Olay, ekonomik sorunlarla boğuşan bir tatil kasabasında geçiyor. Turizm sezonu kötü geçtiği için kasabada herkes birbirinden borç alarak ayakta kalmaya çalışıyor. Kasabada maddi bakımdan oldukça sıkıntılı durumda olan bir otel var. Otelin tek müşterisi var, sadece kasabanın doktoru bu otelde konaklıyor. Bir gün varlıklı bir müşteri kasabaya geliyor ve geceyi bu otelde geçirmeye karar veriyor.
Resepsiyona 100 dolar para bırakıyor ve kalacağı odayı görmek istiyor. Otel sahibi 100 doları alır almaz hemen kasaba gidip biriken borcunu kapatıyor. Kasap parayı alınca hemen hayvanları tedarik ettiği çiftliğe olan borcunu ödüyor. Hayvan yetiştiricisi 100 dolarlık banknotu alıyor ve hemen yem ve yakıt tedarikçisine olan borcunu kapatıyor. Tedarikçi 100 doları alıyor, hemen kasabanın doktoruna biriken borcunu ödüyor. Otelde konaklayan doktor da bu parayı, biriken borcu karşılığında konakladığı otelin sahibine veriyor. Odaları inceleyen turist, oteli beğenmediğini söyleyerek 100 doları geri alıyor ve oteli terk ediyor.

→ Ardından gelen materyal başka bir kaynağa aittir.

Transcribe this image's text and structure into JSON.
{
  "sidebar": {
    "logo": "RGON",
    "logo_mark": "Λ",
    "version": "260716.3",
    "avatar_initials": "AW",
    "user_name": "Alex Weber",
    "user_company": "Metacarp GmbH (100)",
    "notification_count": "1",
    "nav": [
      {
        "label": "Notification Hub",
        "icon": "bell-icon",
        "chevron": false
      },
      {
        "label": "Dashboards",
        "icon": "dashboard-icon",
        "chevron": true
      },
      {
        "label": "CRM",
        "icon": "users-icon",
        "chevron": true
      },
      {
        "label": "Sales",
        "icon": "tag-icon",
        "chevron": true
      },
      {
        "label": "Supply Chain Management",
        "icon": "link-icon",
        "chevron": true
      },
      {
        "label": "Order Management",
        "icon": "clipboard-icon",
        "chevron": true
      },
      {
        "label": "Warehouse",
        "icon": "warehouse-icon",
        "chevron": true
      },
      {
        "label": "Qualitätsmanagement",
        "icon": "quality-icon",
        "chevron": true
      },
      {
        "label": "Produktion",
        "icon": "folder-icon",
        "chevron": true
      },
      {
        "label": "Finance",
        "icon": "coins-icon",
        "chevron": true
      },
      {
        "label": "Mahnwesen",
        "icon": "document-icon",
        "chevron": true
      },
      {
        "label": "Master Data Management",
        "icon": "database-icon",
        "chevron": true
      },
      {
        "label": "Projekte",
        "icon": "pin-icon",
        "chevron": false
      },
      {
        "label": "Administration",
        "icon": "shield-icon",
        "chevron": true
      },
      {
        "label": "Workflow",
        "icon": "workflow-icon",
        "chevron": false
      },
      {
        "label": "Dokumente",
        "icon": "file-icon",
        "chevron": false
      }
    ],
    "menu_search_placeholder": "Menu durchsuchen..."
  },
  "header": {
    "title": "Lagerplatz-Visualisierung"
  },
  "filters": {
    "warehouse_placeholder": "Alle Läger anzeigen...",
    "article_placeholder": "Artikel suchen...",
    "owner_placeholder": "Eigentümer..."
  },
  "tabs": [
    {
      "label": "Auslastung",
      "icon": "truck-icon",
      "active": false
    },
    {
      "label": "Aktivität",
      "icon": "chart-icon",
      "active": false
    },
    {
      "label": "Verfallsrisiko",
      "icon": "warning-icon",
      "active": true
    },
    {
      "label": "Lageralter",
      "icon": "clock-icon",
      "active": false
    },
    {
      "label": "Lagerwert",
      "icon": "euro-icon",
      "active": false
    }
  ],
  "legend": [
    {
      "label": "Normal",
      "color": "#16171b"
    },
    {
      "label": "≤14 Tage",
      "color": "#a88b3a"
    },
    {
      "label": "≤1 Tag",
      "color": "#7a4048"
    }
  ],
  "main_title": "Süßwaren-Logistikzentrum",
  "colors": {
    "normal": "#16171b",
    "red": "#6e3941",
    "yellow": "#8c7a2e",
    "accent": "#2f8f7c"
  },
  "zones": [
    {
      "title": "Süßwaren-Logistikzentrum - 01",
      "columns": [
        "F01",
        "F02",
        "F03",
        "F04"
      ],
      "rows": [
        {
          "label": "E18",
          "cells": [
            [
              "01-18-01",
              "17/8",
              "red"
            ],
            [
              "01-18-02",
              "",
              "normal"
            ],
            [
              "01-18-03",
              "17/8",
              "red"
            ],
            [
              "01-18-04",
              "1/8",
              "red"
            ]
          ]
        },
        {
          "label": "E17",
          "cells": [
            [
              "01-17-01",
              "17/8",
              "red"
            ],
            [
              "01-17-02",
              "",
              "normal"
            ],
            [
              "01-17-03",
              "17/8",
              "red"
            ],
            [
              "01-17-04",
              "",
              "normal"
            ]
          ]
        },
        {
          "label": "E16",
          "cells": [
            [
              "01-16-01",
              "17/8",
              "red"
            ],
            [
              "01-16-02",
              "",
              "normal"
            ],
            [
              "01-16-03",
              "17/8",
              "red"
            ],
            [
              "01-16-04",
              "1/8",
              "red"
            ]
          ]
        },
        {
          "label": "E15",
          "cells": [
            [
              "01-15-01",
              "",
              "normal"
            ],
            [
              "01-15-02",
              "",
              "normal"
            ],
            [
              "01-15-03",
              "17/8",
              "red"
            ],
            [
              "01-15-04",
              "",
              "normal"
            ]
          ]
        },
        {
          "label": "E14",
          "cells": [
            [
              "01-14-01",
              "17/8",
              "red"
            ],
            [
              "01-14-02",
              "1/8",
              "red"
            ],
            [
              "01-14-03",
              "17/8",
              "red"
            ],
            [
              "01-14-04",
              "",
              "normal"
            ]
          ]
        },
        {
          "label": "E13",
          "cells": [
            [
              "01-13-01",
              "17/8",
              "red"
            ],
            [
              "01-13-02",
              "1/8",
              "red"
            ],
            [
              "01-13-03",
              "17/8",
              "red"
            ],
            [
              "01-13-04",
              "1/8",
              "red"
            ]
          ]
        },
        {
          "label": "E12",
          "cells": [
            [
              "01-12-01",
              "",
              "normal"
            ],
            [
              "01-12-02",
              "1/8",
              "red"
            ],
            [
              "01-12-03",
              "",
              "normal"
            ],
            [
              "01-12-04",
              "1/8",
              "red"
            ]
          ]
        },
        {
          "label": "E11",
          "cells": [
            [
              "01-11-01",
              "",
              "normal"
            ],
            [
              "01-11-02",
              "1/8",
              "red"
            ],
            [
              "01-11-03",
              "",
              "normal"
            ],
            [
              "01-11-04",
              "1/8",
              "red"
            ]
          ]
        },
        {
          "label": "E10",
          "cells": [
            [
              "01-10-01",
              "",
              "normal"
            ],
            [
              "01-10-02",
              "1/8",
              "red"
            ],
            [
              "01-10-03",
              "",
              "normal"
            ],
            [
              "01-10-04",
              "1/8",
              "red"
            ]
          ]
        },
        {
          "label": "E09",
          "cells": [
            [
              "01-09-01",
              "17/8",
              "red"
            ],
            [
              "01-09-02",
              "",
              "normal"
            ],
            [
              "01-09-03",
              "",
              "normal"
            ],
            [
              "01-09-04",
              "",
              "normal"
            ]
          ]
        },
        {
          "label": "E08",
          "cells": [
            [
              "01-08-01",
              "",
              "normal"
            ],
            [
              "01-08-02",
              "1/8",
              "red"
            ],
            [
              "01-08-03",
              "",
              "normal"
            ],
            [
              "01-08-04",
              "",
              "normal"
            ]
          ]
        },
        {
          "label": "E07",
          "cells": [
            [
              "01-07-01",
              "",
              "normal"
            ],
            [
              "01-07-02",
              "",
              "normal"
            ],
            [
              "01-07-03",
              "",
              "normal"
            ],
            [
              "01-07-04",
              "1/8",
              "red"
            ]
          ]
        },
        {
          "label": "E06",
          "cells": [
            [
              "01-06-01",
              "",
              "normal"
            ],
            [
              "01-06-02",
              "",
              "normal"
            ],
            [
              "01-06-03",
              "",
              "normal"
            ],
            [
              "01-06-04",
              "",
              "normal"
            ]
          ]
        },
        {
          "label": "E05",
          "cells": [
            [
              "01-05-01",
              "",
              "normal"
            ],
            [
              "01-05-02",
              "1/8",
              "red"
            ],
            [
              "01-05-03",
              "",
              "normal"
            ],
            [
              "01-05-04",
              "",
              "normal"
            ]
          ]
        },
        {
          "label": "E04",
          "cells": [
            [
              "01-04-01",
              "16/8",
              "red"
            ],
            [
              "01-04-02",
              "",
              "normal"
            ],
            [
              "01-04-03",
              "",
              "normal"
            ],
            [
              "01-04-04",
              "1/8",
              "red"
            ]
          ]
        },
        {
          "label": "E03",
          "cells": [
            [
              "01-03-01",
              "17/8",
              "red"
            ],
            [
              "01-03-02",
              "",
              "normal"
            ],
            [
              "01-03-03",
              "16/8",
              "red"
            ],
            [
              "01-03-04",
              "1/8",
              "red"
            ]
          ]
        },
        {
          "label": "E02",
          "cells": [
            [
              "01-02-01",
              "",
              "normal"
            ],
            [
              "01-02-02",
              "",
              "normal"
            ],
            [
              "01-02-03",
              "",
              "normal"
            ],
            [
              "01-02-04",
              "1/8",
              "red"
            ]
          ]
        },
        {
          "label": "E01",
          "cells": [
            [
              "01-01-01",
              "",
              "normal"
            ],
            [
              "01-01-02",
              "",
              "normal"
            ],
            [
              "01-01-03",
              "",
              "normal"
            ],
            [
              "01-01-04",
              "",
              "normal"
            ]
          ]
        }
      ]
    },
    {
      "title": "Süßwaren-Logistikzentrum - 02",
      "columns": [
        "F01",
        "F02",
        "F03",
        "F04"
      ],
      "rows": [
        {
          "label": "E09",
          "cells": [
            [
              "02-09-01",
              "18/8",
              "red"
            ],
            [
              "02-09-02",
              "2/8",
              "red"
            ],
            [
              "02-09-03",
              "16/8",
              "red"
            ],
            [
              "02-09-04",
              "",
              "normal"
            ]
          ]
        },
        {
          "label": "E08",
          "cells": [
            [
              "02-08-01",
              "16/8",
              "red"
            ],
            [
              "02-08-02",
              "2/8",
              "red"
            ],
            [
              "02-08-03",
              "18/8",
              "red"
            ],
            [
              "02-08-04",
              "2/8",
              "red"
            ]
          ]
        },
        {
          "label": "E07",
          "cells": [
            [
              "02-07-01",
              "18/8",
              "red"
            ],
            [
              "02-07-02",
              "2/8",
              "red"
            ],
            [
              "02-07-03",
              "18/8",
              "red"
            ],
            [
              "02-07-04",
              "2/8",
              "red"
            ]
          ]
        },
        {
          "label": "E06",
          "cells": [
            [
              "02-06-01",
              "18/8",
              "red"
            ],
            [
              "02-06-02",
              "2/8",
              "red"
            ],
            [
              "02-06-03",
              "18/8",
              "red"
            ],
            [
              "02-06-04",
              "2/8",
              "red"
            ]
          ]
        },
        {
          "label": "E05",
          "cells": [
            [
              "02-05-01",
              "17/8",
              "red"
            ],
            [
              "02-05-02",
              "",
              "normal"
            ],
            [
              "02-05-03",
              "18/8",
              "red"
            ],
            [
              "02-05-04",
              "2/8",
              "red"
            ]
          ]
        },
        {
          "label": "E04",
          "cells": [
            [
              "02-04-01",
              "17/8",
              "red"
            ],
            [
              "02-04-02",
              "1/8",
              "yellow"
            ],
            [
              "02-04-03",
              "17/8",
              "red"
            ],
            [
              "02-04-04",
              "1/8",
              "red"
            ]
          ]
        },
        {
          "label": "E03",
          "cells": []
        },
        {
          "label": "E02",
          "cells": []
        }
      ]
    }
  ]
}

Tüm kasaba borçlarından kurtuluyor, ancak kimsenin cebine somut olarak para girmiyor. Ortada sadece 100 dolar var. 100 dolarla başlayan fakat 500 dolarlık hacim yaratan bu ticaretin sonunda herkes birbirine borcunu ödüyor. Herkes mutlu ancak herkes fakir, kimsenin cebinde para yok! Bu ilginç durum, sadece bir müşterinin otele gelmesiyle başladı. Ortaya koyduğu 100 dolar kasaba piyasasını hareketlendirdi, kasaba ekonomisinde para döngüsü sağladı. Hareket halinde olan bu para sayesinde kasap yeni et, çiftçi yeni yem aldı, doktor da kirasını ödeme şansını yakaladı. Piyasaya giren bu para, bir bakıma garantörlük görevi üstlendi, para döngüsü sağlandı. Bunun sonucunda da piyasayı hareketlendirdi.
Nakit akışı, paranın iş, proje veya finans alanında yaptığı hareketliliktir. Bu bir işletmenin kasasına giren ve çıkan paranın tamamını ifade eder. Aslında bu paradoks, nakit para akışının ne kadar önemli olduğunu ve gücünü gösteriyor. San Jose State Üniversitesi ekonomi profesörü Jeffrey Rogers Hummel, bu olguya “Uluslararası Takas Sistemi” denilen bir olgu ile yanıt veriyor. Otele gelen müşteriyi bu ekonomiye dışarıdan para sokan bir etken olarak görüyor. Bu olaya “Zengin Müşteri Paradoksu” deniliyor, literatürde böyle geçiyor. Zengin müşteri köye para soktuğu zaman aslında köydeki toplam para miktarını artırıyor ve köye yüzde “0” faiz ile kısa vadeli kredi sağlıyor. Bu kısa vadeli kredi, köy ekonomisine likidite sağlıyor.
Köye giren bu para sayesinde herkes sattığı ürünü ya da verdiği hizmeti nakde çevirme olanağı buluyor ve bu durum kısa vadeli krediyi veren müşterinin kredi için verdiği süre dolana kadar devam ediyor. Aslında bu kişilerin hepsi bir araya gelip borçlarını hesaplasalardı, paraya gerek kalmadan da bu borçlar kapanmış olurdu. Ancak bunun gerçek piyasada çok da mümkün olmadığını biliyoruz. Bankalar aslında buna benzer bir sistemle çalışıyor. Banka, bir müşterisinin kendi hesabına yatırdığı parayla başka bir müşteriye kredi veriyor ve bu sayede gelir elde ediyor.
Aslında kendine ait olmayan parayı bir başkasına vererek kazanç sağlıyor. Burada otel sahibi kendisine emanet edilen parayı piyasaya sokuyor, kendi borcunu kapattıktan sonra geriye aldığı parayla yeniden müşteriye parasını veriyor. Borcunu kapattığı için de işini sürdürüyor. “Zengin Müşteri Paradoksu”, bize paranın çalışma mantığı ile ilgili önemli bilgi veriyor. Para denilen olgunun, aslında mal ve hizmetlerin alım-satımında kullanılan mübadele aracından başka bir şey olmadığını gösteriyor.